Australian Capital Territory

The Australian Capital Territory, entirely surrounded by New South Wales in the far southeast of the country, is, by Australian standards, of tiny extent, but is of prime importance. At its heart is Canberra, the capital of Commonwealth of Australia and a thriving, vital city. Despite its small size, the territory also encompasses a notable diversity of natural landscapes, including significant highlands.

In Canberra, you can enjoy fine views of the city’s signal peaks—Black Mountain, Mount Ainslie, and Red Hill—as well as its ornate architecture, not least the impressive government buildings. You’ll also have plenty of entertainment to choose from, including a rich mosaic of museums and art galleries as well as fine concert houses and restaurants.

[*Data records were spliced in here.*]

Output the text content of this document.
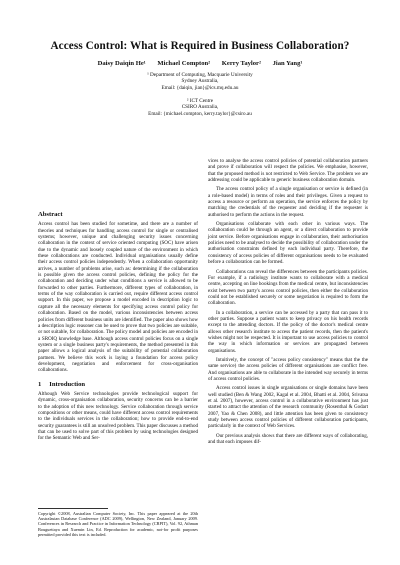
Access Control: What is Required in Business Collaboration?
Daisy Daiqin He¹ Michael Compton² Kerry Taylor² Jian Yang¹
¹ Department of Computing, Macquarie University
Sydney Australia,
Email: {daiqin, jian}@ics.mq.edu.au
² ICT Centre
CSIRO Australia,
Email: {michael.compton, kerry.taylor}@csiro.au
Abstract

Access control has been studied for sometime, and there are a number of theories and techniques for handling access control for single or centralised systems; however, unique and challenging security issues concerning collaboration in the context of service oriented computing (SOC) have arisen due to the dynamic and loosely coupled nature of the environment in which these collaborations are conducted. Individual organisations usually define their access control policies independently. When a collaboration opportunity arrives, a number of problems arise, such as: determining if the collaboration is possible given the access control policies, defining the policy for the collaboration and deciding under what conditions a service is allowed to be forwarded to other parties. Furthermore, different types of collaboration, in terms of the way collaboration is carried out, require different access control support. In this paper, we propose a model encoded in description logic to capture all the necessary elements for specifying access control policy for collaboration. Based on the model, various inconsistencies between access policies from different business units are identified. The paper also shows how a description logic reasoner can be used to prove that two policies are suitable, or not suitable, for collaboration. The policy model and policies are encoded in a SROIQ knowledge base. Although access control policies focus on a single system or a single business party's requirements, the method presented in this paper allows a logical analysis of the suitability of potential collaboration partners. We believe this work is laying a foundation for access policy development, negotiation and enforcement for cross-organisation collaborations.

1 Introduction

Although Web Service technologies provide technological support for dynamic, cross-organisation collaboration, security concerns can be a barrier to the adoption of this new technology. Service collaboration through service compositions or other means, could have different access control requirements to the individuals services in the collaboration; how to provide end-to-end security guarantees is still an unsolved problem. This paper discusses a method that can be used to solve part of this problem by using technologies designed for the Semantic Web and Ser-

Copyright ©2008, Australian Computer Society, Inc. This paper appeared at the 20th Australasian Database Conference (ADC 2009), Wellington, New Zealand, January 2009. Conferences in Research and Practice in Information Technology (CRPIT), Vol. 92, Athman Bouguettaya and Xuemin Lin, Ed. Reproduction for academic, not-for profit purposes permitted provided this text is included.

vices to analyse the access control policies of potential collaboration partners and prove if collaboration will respect the policies. We emphasise, however, that the proposed method is not restricted to Web Service. The problem we are addressing could be applicable to generic business collaboration domain.

The access control policy of a single organisation or service is defined (in a role-based model) in terms of roles and their privileges. Given a request to access a resource or perform an operation, the service enforces the policy by matching the credentials of the requester and deciding if the requester is authorised to perform the actions in the request.

Organisations collaborate with each other in various ways. The collaboration could be through an agent, or a direct collaboration to provide joint service. Before organisations engage in collaboration, their authorisation policies need to be analysed to decide the possibility of collaboration under the authorisation constraints defined by each individual party. Therefore, the consistency of access policies of different organisations needs to be evaluated before a collaboration can be formed.

Collaborations can reveal the differences between the participants policies. For example, if a radiology institute wants to collaborate with a medical centre, accepting on line bookings from the medical centre, but inconsistencies exist between two party's access control policies, then either the collaboration could not be established securely or some negotiation is required to form the collaboration.

In a collaboration, a service can be accessed by a party that can pass it to other parties. Suppose a patient wants to keep privacy on his health records except to the attending doctors. If the policy of the doctor's medical centre allows other research institute to access the patient records, then the patient's wishes might not be respected. It is important to use access policies to control the way in which information or services are propagated between organisations.

Intuitively, the concept of "access policy consistency" means that the the same service) the access policies of different organisations are conflict free. And organisations are able to collaborate in the intended way securely in terms of access control policies.

Access control issues in single organisations or single domains have been well studied (Ben & Wang 2002, Kagal et al. 2004, Bhatti et al. 2004, Srivatsa et al. 2007), however, access control in a collaborative environment has just started to attract the attention of the research community (Rosenthal & Godart 2007, Yao & Chen 2008), and little attention has been given to consistency study between access control policies of different collaboration participants, particularly in the context of Web Services.

Our previous analysis shows that there are different ways of collaborating, and that each imposes dif-
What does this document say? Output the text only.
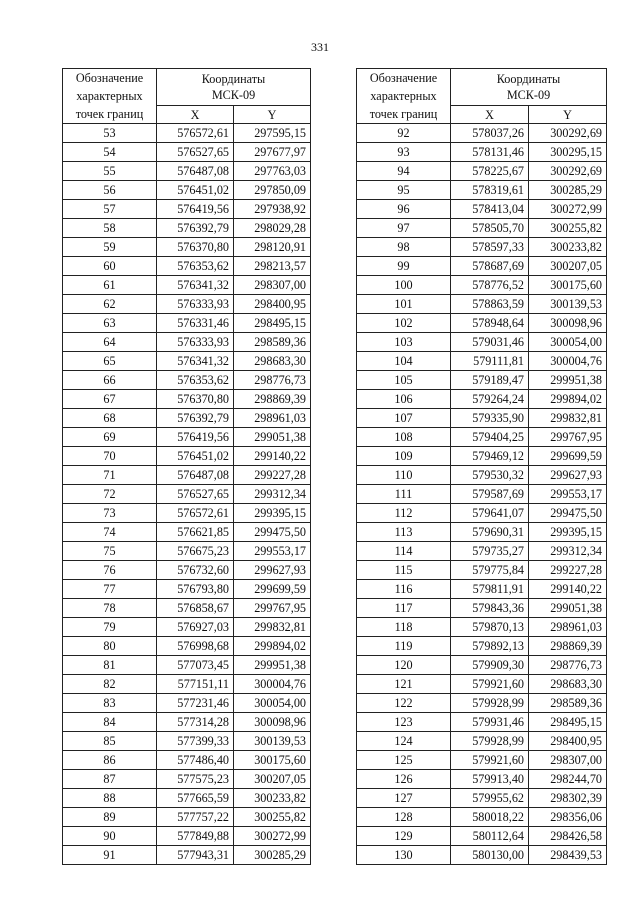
331
Обозначение характерных точек границ	Координаты
МСК-09	

	X	Y
53	576572,61	297595,15
54	576527,65	297677,97
55	576487,08	297763,03
56	576451,02	297850,09
57	576419,56	297938,92
58	576392,79	298029,28
59	576370,80	298120,91
60	576353,62	298213,57
61	576341,32	298307,00
62	576333,93	298400,95
63	576331,46	298495,15
64	576333,93	298589,36
65	576341,32	298683,30
66	576353,62	298776,73
67	576370,80	298869,39
68	576392,79	298961,03
69	576419,56	299051,38
70	576451,02	299140,22
71	576487,08	299227,28
72	576527,65	299312,34
73	576572,61	299395,15
74	576621,85	299475,50
75	576675,23	299553,17
76	576732,60	299627,93
77	576793,80	299699,59
78	576858,67	299767,95
79	576927,03	299832,81
80	576998,68	299894,02
81	577073,45	299951,38
82	577151,11	300004,76
83	577231,46	300054,00
84	577314,28	300098,96
85	577399,33	300139,53
86	577486,40	300175,60
87	577575,23	300207,05
88	577665,59	300233,82
89	577757,22	300255,82
90	577849,88	300272,99
91	577943,31	300285,29
Обозначение характерных точек границ	Координаты
МСК-09	

	X	Y
92	578037,26	300292,69
93	578131,46	300295,15
94	578225,67	300292,69
95	578319,61	300285,29
96	578413,04	300272,99
97	578505,70	300255,82
98	578597,33	300233,82
99	578687,69	300207,05
100	578776,52	300175,60
101	578863,59	300139,53
102	578948,64	300098,96
103	579031,46	300054,00
104	579111,81	300004,76
105	579189,47	299951,38
106	579264,24	299894,02
107	579335,90	299832,81
108	579404,25	299767,95
109	579469,12	299699,59
110	579530,32	299627,93
111	579587,69	299553,17
112	579641,07	299475,50
113	579690,31	299395,15
114	579735,27	299312,34
115	579775,84	299227,28
116	579811,91	299140,22
117	579843,36	299051,38
118	579870,13	298961,03
119	579892,13	298869,39
120	579909,30	298776,73
121	579921,60	298683,30
122	579928,99	298589,36
123	579931,46	298495,15
124	579928,99	298400,95
125	579921,60	298307,00
126	579913,40	298244,70
127	579955,62	298302,39
128	580018,22	298356,06
129	580112,64	298426,58
130	580130,00	298439,53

Canberra Australian Capital Territory
Close to half of the Australian Capital Territory’s extent—about 410 square miles—is devoted to the diverse and stirring scenery of Namadgi National Park. The park, established in 1984, preserves a portion of the northern terminus of the Australian Alps, the highest section of Australia’s most substantial mountain chain, the Great Dividing Range, which runs from northern Queensland southward to the Grampians in Victoria. Here you can wander groves of hardy Snow Gum or skirt granite domes looming from the woodlands—the high country is snow-covered in winter—as well as appreciate the cultural legacy of local Aboriginal people via striking rock art. One of Australia’s great treks, the Australian Alps Walking Track, traces the spine of the mountains between Namadgi and Baw Baw National Park far southwestward.

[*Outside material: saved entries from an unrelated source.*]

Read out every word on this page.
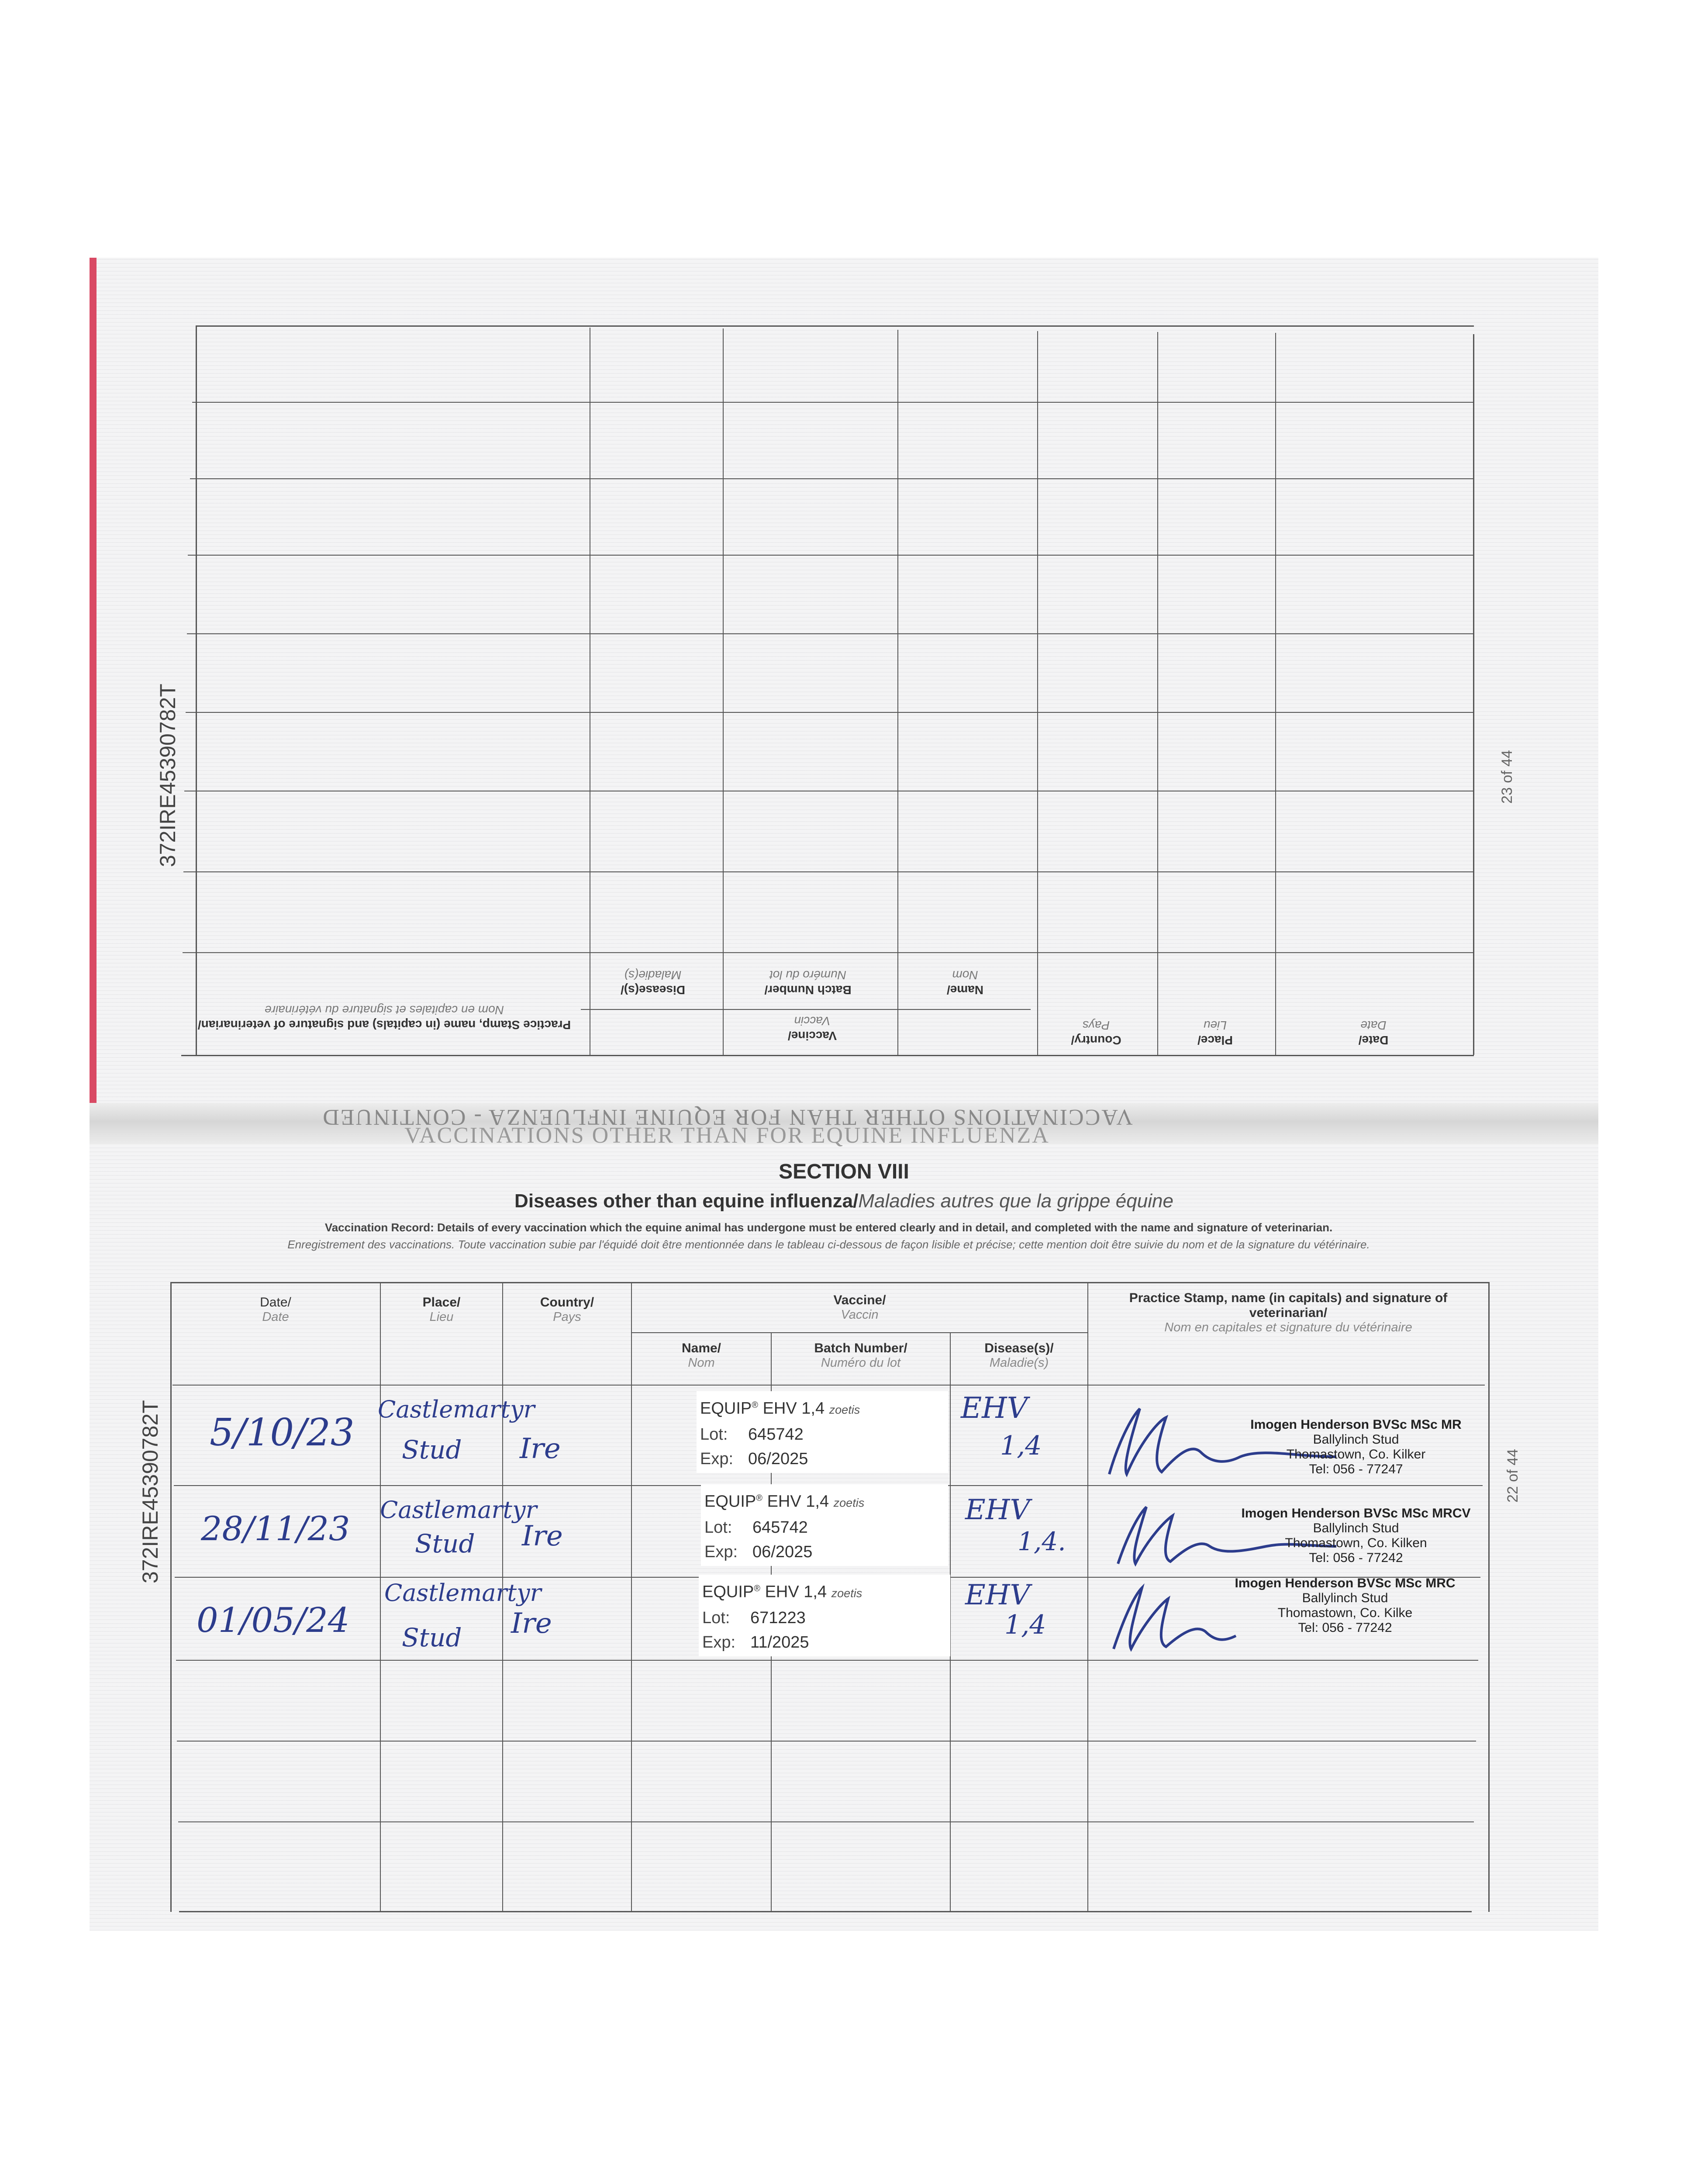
Practice Stamp, name (in capitals) and signature of veterinarian/
Nom en capitales et signature du vétérinaire
Disease(s)/
Maladie(s)
Batch Number/
Numéro du lot
Name/
Nom
Vaccine/
Vaccin
Country/
Pays
Place/
Lieu
Date/
Date
372IRE45390782T	23 of 44
372IRE45390782T	22 of 44
VACCINATIONS OTHER THAN FOR EQUINE INFLUENZA - CONTINUED
VACCINATIONS OTHER THAN FOR EQUINE INFLUENZA
SECTION VIII
Diseases other than equine influenza/Maladies autres que la grippe équine
Vaccination Record: Details of every vaccination which the equine animal has undergone must be entered clearly and in detail, and completed with the name and signature of veterinarian.
Enregistrement des vaccinations. Toute vaccination subie par l'équidé doit être mentionnée dans le tableau ci-dessous de façon lisible et précise; cette mention doit être suivie du nom et de la signature du vétérinaire.
Date/
Date
Place/
Lieu
Country/
Pays
Vaccine/
Vaccin
Name/
Nom
Batch Number/
Numéro du lot
Disease(s)/
Maladie(s)
Practice Stamp, name (in capitals) and signature of veterinarian/
Nom en capitales et signature du vétérinaire
5/10/23
Castlemartyr
Stud Ire
EQUIP® EHV 1,4 zoetis
Lot: 645742
Exp: 06/2025
EHV
1,4
Imogen Henderson BVSc MSc MR
Ballylinch Stud
Thomastown, Co. Kilker
Tel: 056 - 77247
28/11/23 Castlemartyr
Stud Ire
EQUIP® EHV 1,4 zoetis
Lot: 645742
Exp: 06/2025
EHV
1,4.
Imogen Henderson BVSc MSc MRCV
Ballylinch Stud
Thomastown, Co. Kilken
Tel: 056 - 77242
01/05/24
Castlemartyr
Stud Ire
EQUIP® EHV 1,4 zoetis
Lot: 671223
Exp: 11/2025
EHV
1,4
Imogen Henderson BVSc MSc MRC
Ballylinch Stud
Thomastown, Co. Kilke
Tel: 056 - 77242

Wildlife enthusiasts will have many creatures to keep their eyes peeled for in their rambles about the territory. The diversity of habitats encompassed by the Australian Capital Territory—from low grasslands to alpine heights—translates to a corresponding variety of animal life, beset—as everywhere in Australia—by exotic species introduced by human beings. In terms of birdlife, you may see the striking Gang-gang Cockatoo, the male of which sports flashy red head feathers; this parrot is the territory’s bird emblem. Scan the skies for a thermal-cruising Wedge-tailed Eagle, Australia’s largest and most formidable raptor. Overhanging vegetation of creeks and ponds may conceal the Australian Water Dragon, a spiny, heavy-headed lizard. You have a good chance of seeing the Eastern Gray Kangaroo, one of the continent’s largest marsupials, as well as a host of smaller mammals, from Swamp Wallabies to gliders; the truly lucky may spot the tracks of the Tiger Quoll—or even a glimpse of this elusive and rare marsupial predator, at home in the trees or on the ground.